Mass graves in Slovenia
It is estimated that there could be up to tens of thousands of missing persons in Slovenia that were killed during World War II, and so far around 600 mass graves have been discovered. A 2009 study, illustrated the benefits of typing Y-DNA STRs from the remains found in mass graves in the Škofja Loka and Ljubljana areas of Slovenia. This study obtained partial Y-DNA profiles from over 40 skeletons, with six of these matching to available reference samples. Many more skeletons are likely to be identified as reference numbers increase.

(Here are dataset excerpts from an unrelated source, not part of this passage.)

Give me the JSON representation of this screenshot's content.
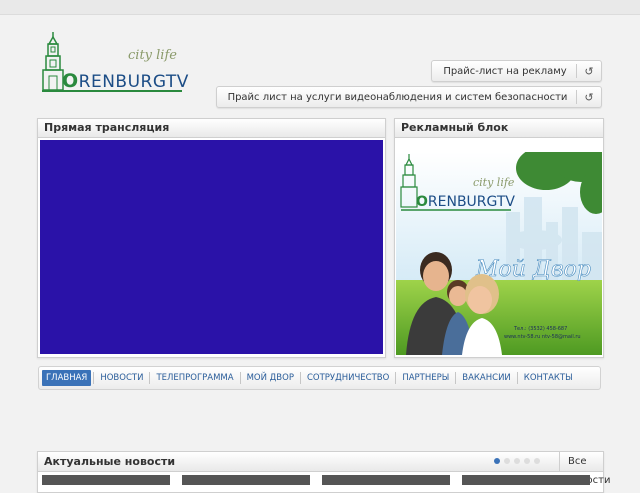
{
  "logo": {
    "tagline": "city life",
    "brand_rest": "RENBURGTV",
    "brand_first": "O"
  },
  "buttons": {
    "price_ads": "Прайс-лист на рекламу",
    "price_video": "Прайс лист на услуги видеонаблюдения и систем безопасности",
    "icon": "↺"
  },
  "panels": {
    "live_title": "Прямая трансляция",
    "ad_title": "Рекламный блок"
  },
  "ad": {
    "tagline": "city life",
    "brand_first": "O",
    "brand_rest": "RENBURGTV",
    "headline": "Мой Двор",
    "contact1": "Тел.: (3532) 458-687",
    "contact2": "www.ntv-58.ru  ntv-58@mail.ru"
  },
  "nav": {
    "items": [
      "ГЛАВНАЯ",
      "НОВОСТИ",
      "ТЕЛЕПРОГРАММА",
      "МОЙ ДВОР",
      "СОТРУДНИЧЕСТВО",
      "ПАРТНЕРЫ",
      "ВАКАНСИИ",
      "КОНТАКТЫ"
    ]
  },
  "news": {
    "title": "Актуальные новости",
    "all_link": "Все новости"
  },
  "colors": {
    "video_bg": "#2a12a8",
    "nav_active": "#3a72b8",
    "brand_green": "#2a8a3e",
    "brand_blue": "#1c4d86"
  }
}
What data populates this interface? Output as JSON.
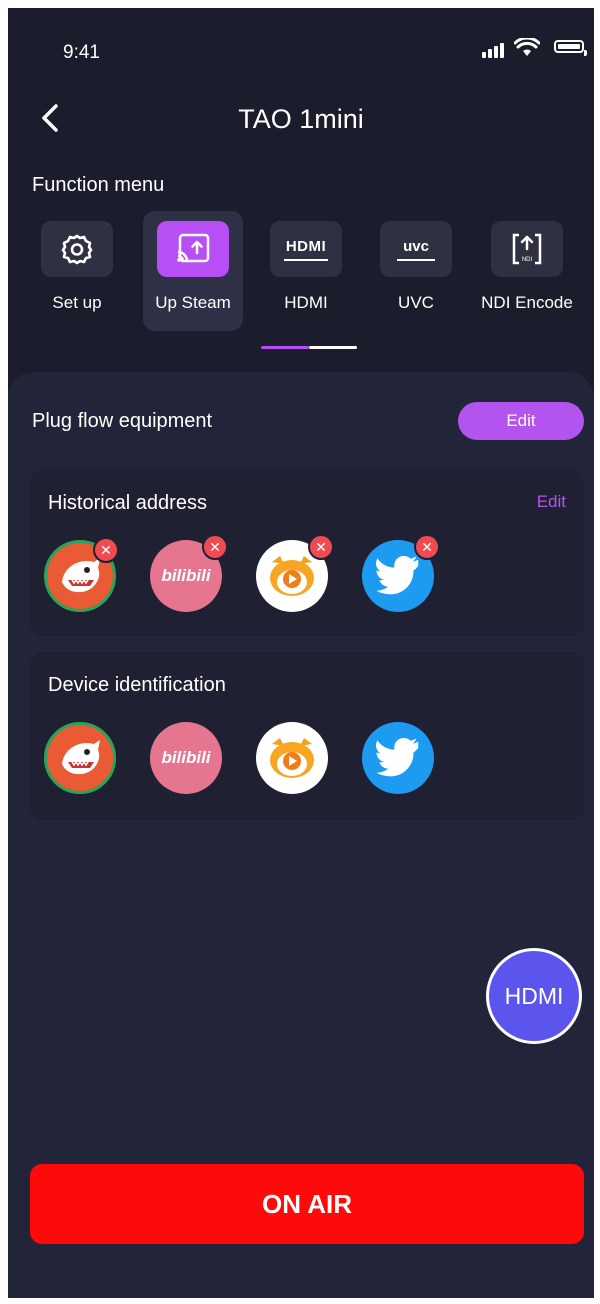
{
  "status_bar": {
    "time": "9:41"
  },
  "nav": {
    "title": "TAO 1mini"
  },
  "function_menu": {
    "label": "Function menu",
    "items": [
      {
        "label": "Set up",
        "icon": "gear-icon"
      },
      {
        "label": "Up Steam",
        "icon": "cast-upload-icon",
        "active": true
      },
      {
        "label": "HDMI",
        "icon": "hdmi-icon",
        "icon_text": "HDMI"
      },
      {
        "label": "UVC",
        "icon": "uvc-icon",
        "icon_text": "UVC"
      },
      {
        "label": "NDI Encode",
        "icon": "ndi-upload-icon",
        "icon_text": "NDI"
      }
    ]
  },
  "panel": {
    "title": "Plug flow equipment",
    "edit_label": "Edit",
    "historical": {
      "title": "Historical address",
      "edit_label": "Edit",
      "logos": [
        "shark-logo-icon",
        "bilibili-logo-icon",
        "tiger-video-logo-icon",
        "twitter-logo-icon"
      ]
    },
    "device": {
      "title": "Device identification",
      "logos": [
        "shark-logo-icon",
        "bilibili-logo-icon",
        "tiger-video-logo-icon",
        "twitter-logo-icon"
      ]
    }
  },
  "fab": {
    "label": "HDMI"
  },
  "on_air": {
    "label": "ON AIR"
  },
  "colors": {
    "background": "#1b1d2d",
    "accent_purple": "#b454ee",
    "on_air_red": "#ff0a0a",
    "fab_blue": "#5b55ee"
  }
}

More reference samples are needed
These studies illustrate the value of DNA analyses for the identification of skeletal remains, even from mass graves that are over 70 years of age. However, the identification of skeletons in mass graves from war periods is often hindered by the lack of available reference samples to positively identify the remains. Although direct reference samples (i.e. sons of missing male victims, or children of missing female victims), may no longer be available, it is still possible to identify remains using other reference samples. For example, the grandson and great-grandson of a missing male soldier will still share the same Y-DNA as their missing relative. Likewise, any individuals related through the maternal line to a war victim will share the same mtDNA profile.
Marjanović D et al. (2009) Identification of skeletal remains of Communist Armed Forces victims during and after World War II: combined Y-chromosome (STR) and MiniSTR approach. Croat Med J. 50(3): 296-304.